Created attachment 79872 [details] [review] Rerevised patch including checks for more currency symbols Thanks Will. I've attached a new version of this patch. What's clear from this is that the speech output is going to be synthesizer dependent. Using the new sample test file (attached), Cepstral happily spoke the pound and euro symbols, but didn't say anything for the cent or the yen symbols.
> What's clear from this is that the speech output is going to be > synthesizer dependent. Using the new sample test file (attached), > Cepstral happily spoke the pound and euro symbols, but didn't > say anything for the cent or the yen symbols. Yeah. :-(
If you try reading the new sample text with DecTalk 5, Orca SAYS "minus" when the dash precedes a number or dollar sign. It SPELLS out "minus" with the other symbols.
Eeek! as Will would say. Is there anything we want to do about this? If we are detecting those symbols, there is no reason why we couldn't have a dictionary of pronunciations for them as well, and substitute the symbol for the word/phrase. This might be something that we leave for a future version as it would be foisting quite a few new translations on our translators now that there is a string freeze in place.
Changes (last patch) checked into SVN trunk. We discussed the dictionary of pronunciations idea and have decided to punt on it for now. It's something that's been discussed before. It's debatable whether this task should: a) be left to the synthesizers. b) be handled at the driver level in gnome-speech c) handled by the AT (Orca in the case). For now, we are going with a). I'll leave the bug open for now to give others a chance to try it and comment on it, before i close it out. Thanks.
Closed as FIXED.
In testing a patch for 413457, I discovered that if a negative number is the first thing on a line (or perhaps just the very first thing in the text), we'll hear "dash" followed by the number instead of "minus" followed by the number. This may be a special case that was accidentally missed. Reopening.
Well this is interesting: I opened gedit, and inserted the line -5 number On my Ubuntu Edgy system, both with Cepstral/Callie and Festival/kal_diphone Orca speaks this as "minus five number". I tried the same experiment on my Ubunti Feisty machine with Dectalk/Paul, Festival/kal_diphone and eSpeak/en-rhotic (en-r). For each of these, Orca speaks it as "dash five number". Hmmm. Still looking.

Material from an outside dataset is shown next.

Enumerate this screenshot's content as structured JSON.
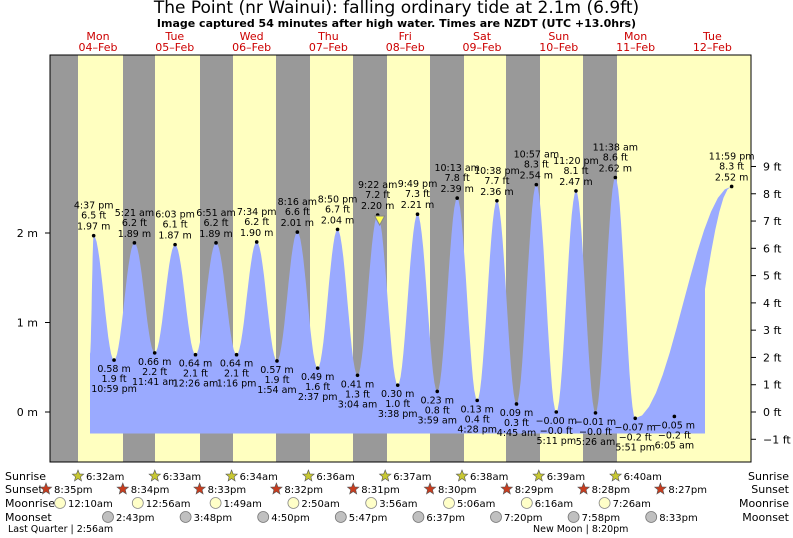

If you have orca.settings.verbalizePunctuationStyle set to orca.settings.PUNCTUATION_STYLE_SOME Orca will speak "minus". If you have it set to: orca.settings.PUNCTUATION_STYLE_MOST it will speak "dash". The "smarts" are in the __addVerbalizedPunctuation() routine in gnomespeechfactory.py (about line 715). Presumably this was intentional. Can we close this bug now? ;-) Putting it into the "[pending]" state.
Maybe there still is a problem here. The comment in the code says: # If this is a dash and the users punctuation level is not # NONE and the previous character is a white space character, # and the next character is a dollar sign or a digit, then # always speak it. It looks like a "-" character at the beginning of the line is still confusing it. Looking deeper...
Created attachment 84259 [details] [review] Patch to handle the situation where a line starts with a minus sign. I think I've found the fix. I've committed it. Please let me know if this fixes the problem for you. Changing the Summary line to "[pending]".
Much better. Thanks! Feel free to close as FIXED.